Un mannequin pose pour le magazine A Nasty Boy dans un hôtel de Lagos, le 22 août 2017
Un mannequin pose pour le magazine A Nasty Boy dans un hôtel de Lagos, le 22 août 2017 ( EMMANUEL AREWA / AFP )

Il décide alors de raconter son expérience sur Bella Naija, le magazine people numéro 1 du Nigeria, où il travaille à l'époque comme rédacteur en chef mode.

Son post "Pourquoi j'ai décidé de me promener dans Abuja en mini-short moulant" fait mouche: les commentaires affluent, tantôt pour tenter de le ramener à la raison, tantôt pour le féliciter de sa prouesse provocatrice...

"Vu les réactions, je me suis dit qu'il y avait un vrai débat à engager pour interroger notre masculinité", explique Richard.

"L'homme nigérian doit sans cesse protéger ce que notre société définit comme la masculinité: ne pas pleurer, avoir un très, très gros ego, peu de compassion et beaucoup d'argent. Paradoxalement, je pense que c'est ce qui rend (les hommes ici) très fragiles et si durs avec les autres", lance-t-il, satisfait de ne plus faire partie de la majorité.

- Androgynes -

Aujourd'hui, "Richie" a organisé une séance photo dans un hôtel un peu reculé de Lagos, la mégalopole économique et culturelle d'Afrique de l'Ouest.

Séance photo pour le magazine dans un hôtel un peu reculé de Lagos, le 22 août 2017
Séance photo pour le magazine dans un hôtel un peu reculé de Lagos, le 22 août 2017 ( EMMANUEL AREWA / AFP )

Dans une chambre au papier peint fleuri, il distribue aux mannequins les tenues sélectionnées. Avec ses quatre modèles androgynes, deux femmes et deux hommes, le rédacteur en chef veut "transgresser les genres".

"Abstrakt, ça te va de porter une robe ?"

Abstrakt, 21 ans, n'aime pas rentrer dans des cases. Sur son T-shirt, il est même écrit "A dire vrai, je ne suis pas normal". Il se décrit comme "musicien, mannequin et taré" sur son compte Instagram.
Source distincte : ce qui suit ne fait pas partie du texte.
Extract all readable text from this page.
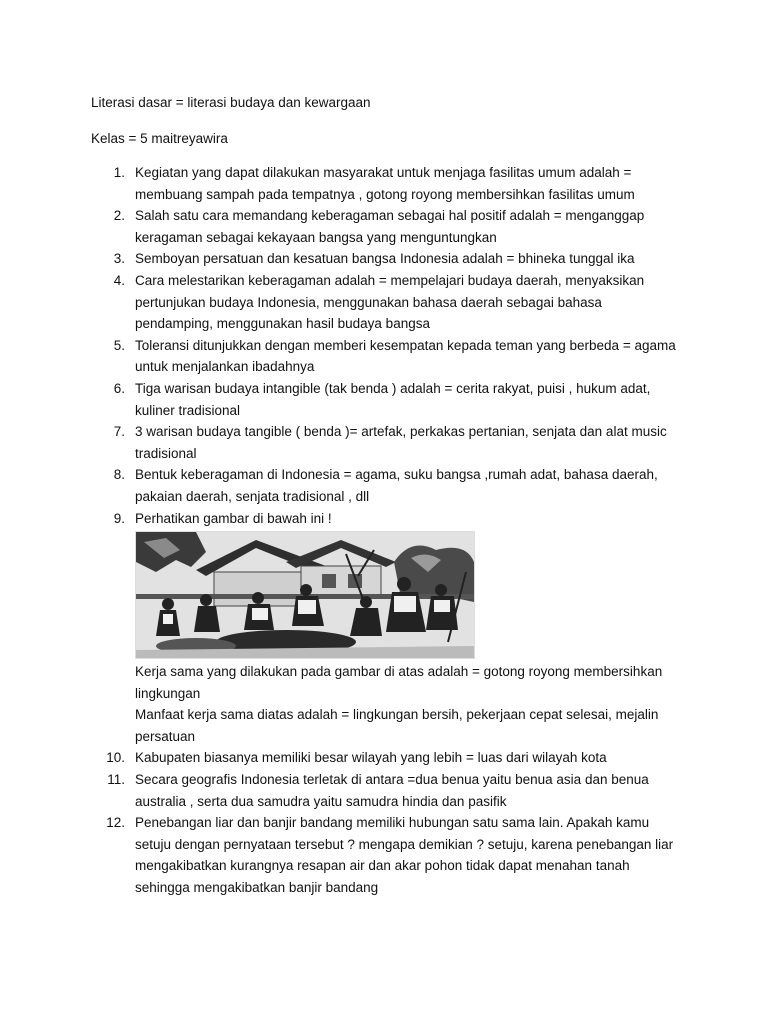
Literasi dasar = literasi budaya dan kewargaan
Kelas = 5 maitreyawira
1. Kegiatan yang dapat dilakukan masyarakat untuk menjaga fasilitas umum adalah = membuang sampah pada tempatnya , gotong royong membersihkan fasilitas umum
2. Salah satu cara memandang keberagaman sebagai hal positif adalah = menganggap keragaman sebagai kekayaan bangsa yang menguntungkan
3. Semboyan persatuan dan kesatuan bangsa Indonesia adalah = bhineka tunggal ika
4. Cara melestarikan keberagaman adalah = mempelajari budaya daerah, menyaksikan pertunjukan budaya Indonesia, menggunakan bahasa daerah sebagai bahasa pendamping, menggunakan hasil budaya bangsa
5. Toleransi ditunjukkan dengan memberi kesempatan kepada teman yang berbeda = agama untuk menjalankan ibadahnya
6. Tiga warisan budaya intangible (tak benda ) adalah = cerita rakyat, puisi , hukum adat, kuliner tradisional
7. 3 warisan budaya tangible ( benda )= artefak, perkakas pertanian, senjata dan alat music tradisional
8. Bentuk keberagaman di Indonesia = agama, suku bangsa ,rumah adat, bahasa daerah, pakaian daerah, senjata tradisional , dll
9. Perhatikan gambar di bawah ini !
Kerja sama yang dilakukan pada gambar di atas adalah = gotong royong membersihkan lingkungan
Manfaat kerja sama diatas adalah = lingkungan bersih, pekerjaan cepat selesai, mejalin persatuan
10. Kabupaten biasanya memiliki besar wilayah yang lebih = luas dari wilayah kota
11. Secara geografis Indonesia terletak di antara =dua benua yaitu benua asia dan benua australia , serta dua samudra yaitu samudra hindia dan pasifik
12. Penebangan liar dan banjir bandang memiliki hubungan satu sama lain. Apakah kamu setuju dengan pernyataan tersebut ? mengapa demikian ? setuju, karena penebangan liar mengakibatkan kurangnya resapan air dan akar pohon tidak dapat menahan tanah sehingga mengakibatkan banjir bandang
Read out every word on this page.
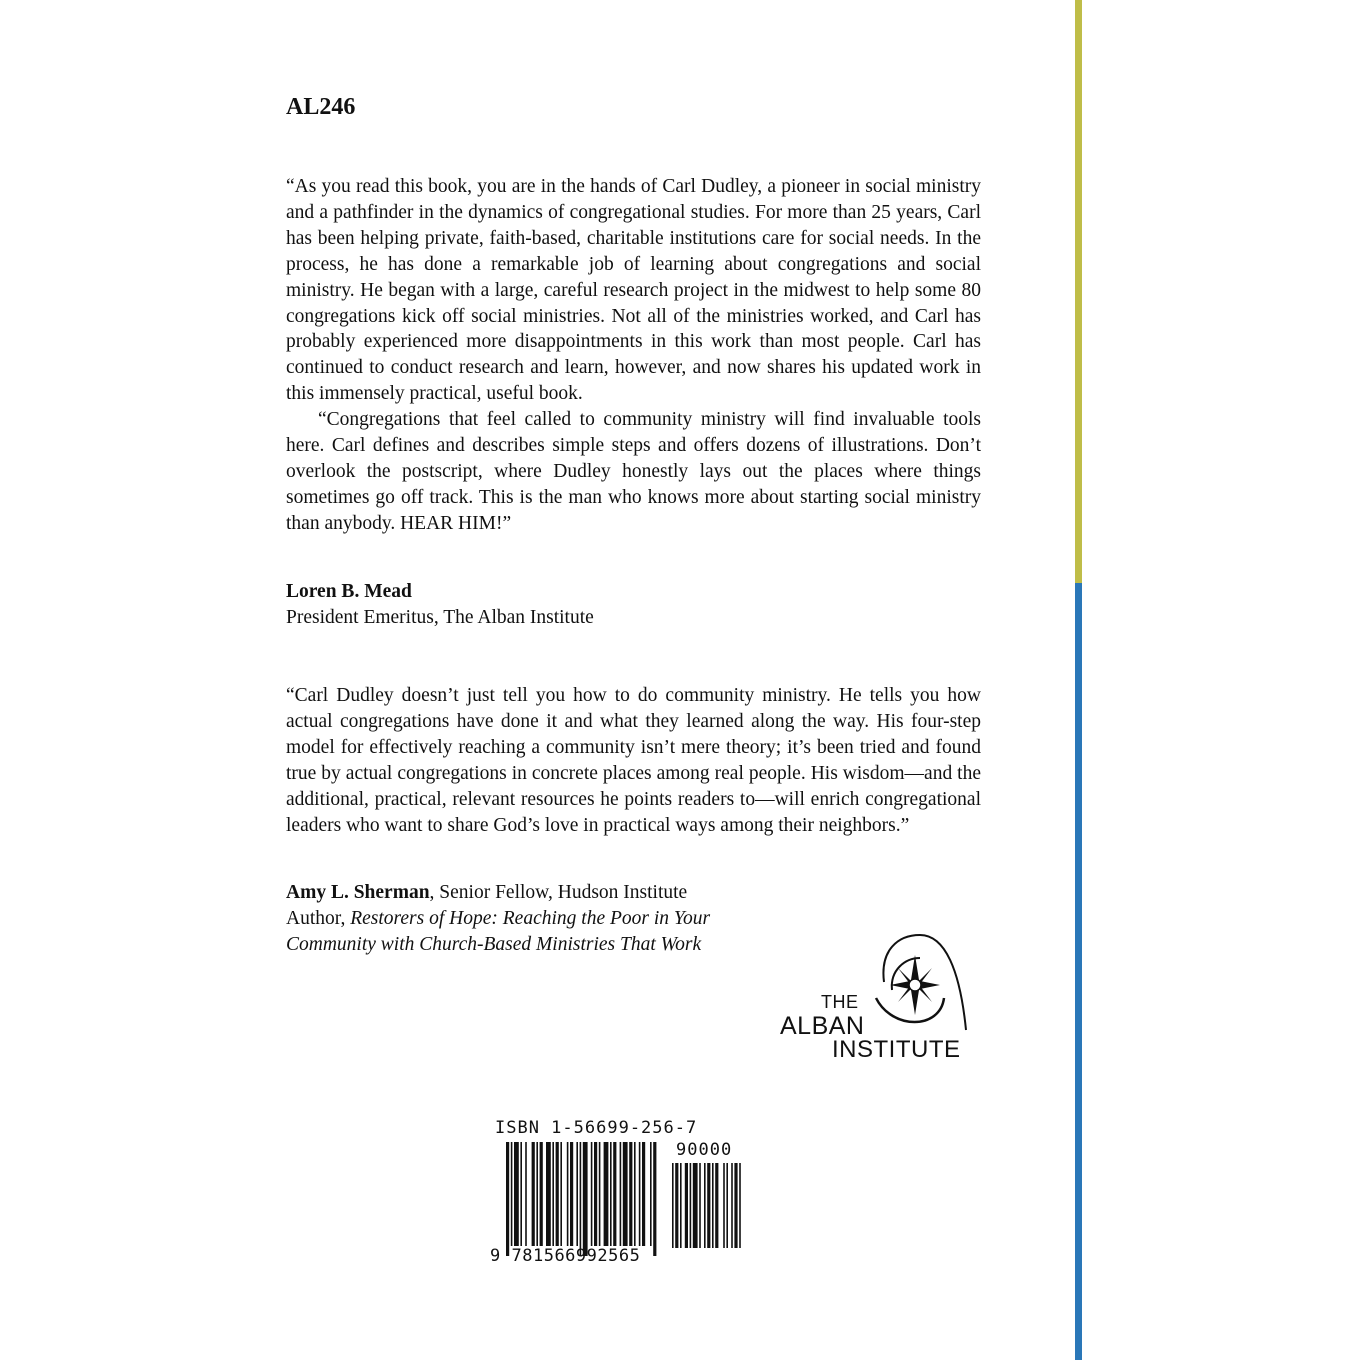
AL246

“As you read this book, you are in the hands of Carl Dudley, a pioneer in social ministry and a pathfinder in the dynamics of congregational studies. For more than 25 years, Carl has been helping private, faith-based, charitable institutions care for social needs. In the process, he has done a remarkable job of learning about congregations and social ministry. He began with a large, careful research project in the midwest to help some 80 congregations kick off social ministries. Not all of the ministries worked, and Carl has probably experienced more disappointments in this work than most people. Carl has continued to conduct research and learn, however, and now shares his updated work in this immensely practical, useful book.

“Congregations that feel called to community ministry will find invaluable tools here. Carl defines and describes simple steps and offers dozens of illustrations. Don’t overlook the postscript, where Dudley honestly lays out the places where things sometimes go off track. This is the man who knows more about starting social ministry than anybody. HEAR HIM!”

Loren B. Mead
President Emeritus, The Alban Institute

“Carl Dudley doesn’t just tell you how to do community ministry. He tells you how actual congregations have done it and what they learned along the way. His four-step model for effectively reaching a community isn’t mere theory; it’s been tried and found true by actual congregations in concrete places among real people. His wisdom—and the additional, practical, relevant resources he points readers to—will enrich congregational leaders who want to share God’s love in practical ways among their neighbors.”

Amy L. Sherman, Senior Fellow, Hudson Institute
Author, Restorers of Hope: Reaching the Poor in Your Community with Church-Based Ministries That Work
THE
ALBAN
INSTITUTE
ISBN 1-56699-256-7
90000
9 781566992565
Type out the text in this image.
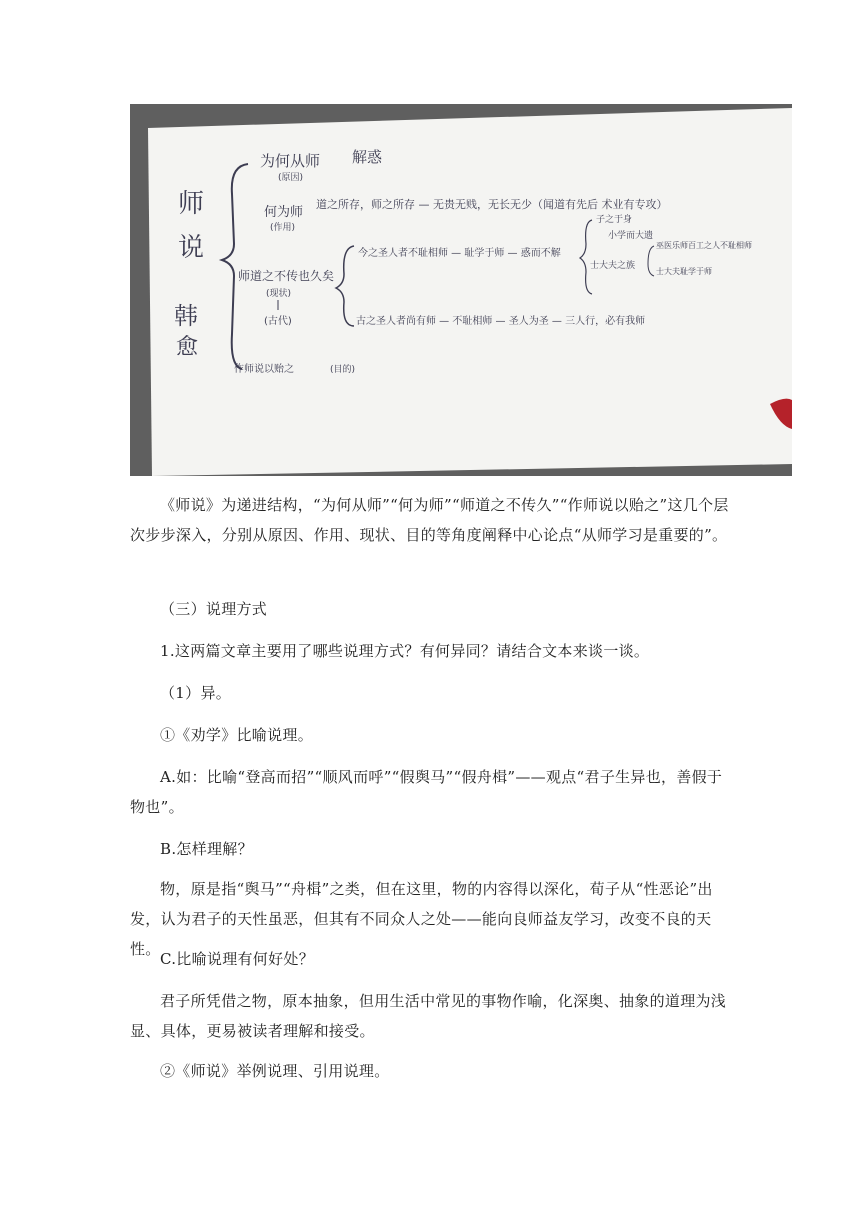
师
说
韩
愈
为何从师
(原因)
解惑
何为师
(作用)
道之所存，师之所存 — 无贵无贱，无长无少（闻道有先后 术业有专攻）
师道之不传也久矣
(现状)
(古代)
今之圣人者不耻相师 — 耻学于师 — 惑而不解
古之圣人者尚有师 — 不耻相师 — 圣人为圣 — 三人行，必有我师
子之于身
小学而大遗
士大夫之族
巫医乐师百工之人不耻相师
士大夫耻学于师
作师说以贻之	(目的)

《师说》为递进结构，“为何从师”“何为师”“师道之不传久”“作师说以贻之”这几个层次步步深入，分别从原因、作用、现状、目的等角度阐释中心论点“从师学习是重要的”。

（三）说理方式

1.这两篇文章主要用了哪些说理方式？有何异同？请结合文本来谈一谈。

（1）异。

①《劝学》比喻说理。

A.如：比喻“登高而招”“顺风而呼”“假舆马”“假舟楫”——观点“君子生异也，善假于物也”。

B.怎样理解？

物，原是指“舆马”“舟楫”之类，但在这里，物的内容得以深化，荀子从“性恶论”出发，认为君子的天性虽恶，但其有不同众人之处——能向良师益友学习，改变不良的天性。

C.比喻说理有何好处？

君子所凭借之物，原本抽象，但用生活中常见的事物作喻，化深奥、抽象的道理为浅显、具体，更易被读者理解和接受。

②《师说》举例说理、引用说理。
Des mannequins lors d'une séance photo dans un hôtel de Lagos, le 22 août 2017
Des mannequins lors d'une séance photo dans un hôtel de Lagos, le 22 août 2017 ( EMMANUEL AREWA / AFP )

Mais, tout de même, l'idée de porter une jupe ne semble pas l'emballer.

Il s'exécute pourtant, "pour la mode", dit-il, qui explose à Lagos depuis quelques années. Et pour mettre un grand coup de pied dans la fourmilière des conventions.

"Et toi... tu mettras cette veste de costume d'homme", lance Richie à une jolie jeune fille au visage fin et aux longues nattes qui lui recouvrent le dos. Pas de soutien-gorge, pas de pantalon, la veste en velours vert bouteille d'un célèbre designer nigérian lui tombe en bas du dos, sur un collant opaque.

- Controverse -

"J'adore la controverse, j'ai toujours été rebelle", explique Ajoke Animashaun, étudiante en droit et mannequin entre deux cours. "Au Nigeria, on est trop conservateur. Les filles doivent être toujours bien habillées, avoir toujours les ongles faits... eh bien, pas moi!", s'amuse-t-elle en montrant ses mains unicolores.

Si l'absence de manucure peut passer pour un détail, à Lagos, c'est un acte féministe quasiment révolutionnaire.

Les photos publiées dans le magazine en ligne - qui deviendra un magazine papier dans quelques mois - sont pour le moins déroutantes dans un pays où tout ce qui touche à l'homosexualité, à la bisexualité ou au mélange des genres est vu comme une abomination religieuse.

Le jeune Wole Lawal, mannequin professionnel
Le jeune Wole Lawal, mannequin professionnel ( EMMANUEL AREWA / AFP )

Des hommes maquillés posent sur une plage de Lagos, le regard transpirant de sensualité. Dans un autre article, des hommes en perruque afro, juchés sur des talons hauts, soulèvent leur mini-jupe en jean.

Les photos sont certes provocatrices, mais jamais vulgaires, et leur qualité d'exécution ferait pâlir les plus grands magazines de mode de Paris ou de New York.

Le jeune Wole Lawal, mannequin professionnel au visage recouvert de paillettes, a troqué ses bottines en cuir achetées à Londres pour un pantalon large multicolore. Comme Fela Kuti, le roi de l'afro-beat nigérian, il est torse nu "les tétons à l'air... climatisé", s'amuse-t-il.

"Nasty Boy donne l'occasion de montrer une autre facette de ce que nous sommes", confie ce top modèle de 22 ans à la voix grave. "Ça nous permet aussi d'imaginer pendant un moment ce que ça fait d'être une femme. Et, je dois dire... ça n'a vraiment pas l'air facile."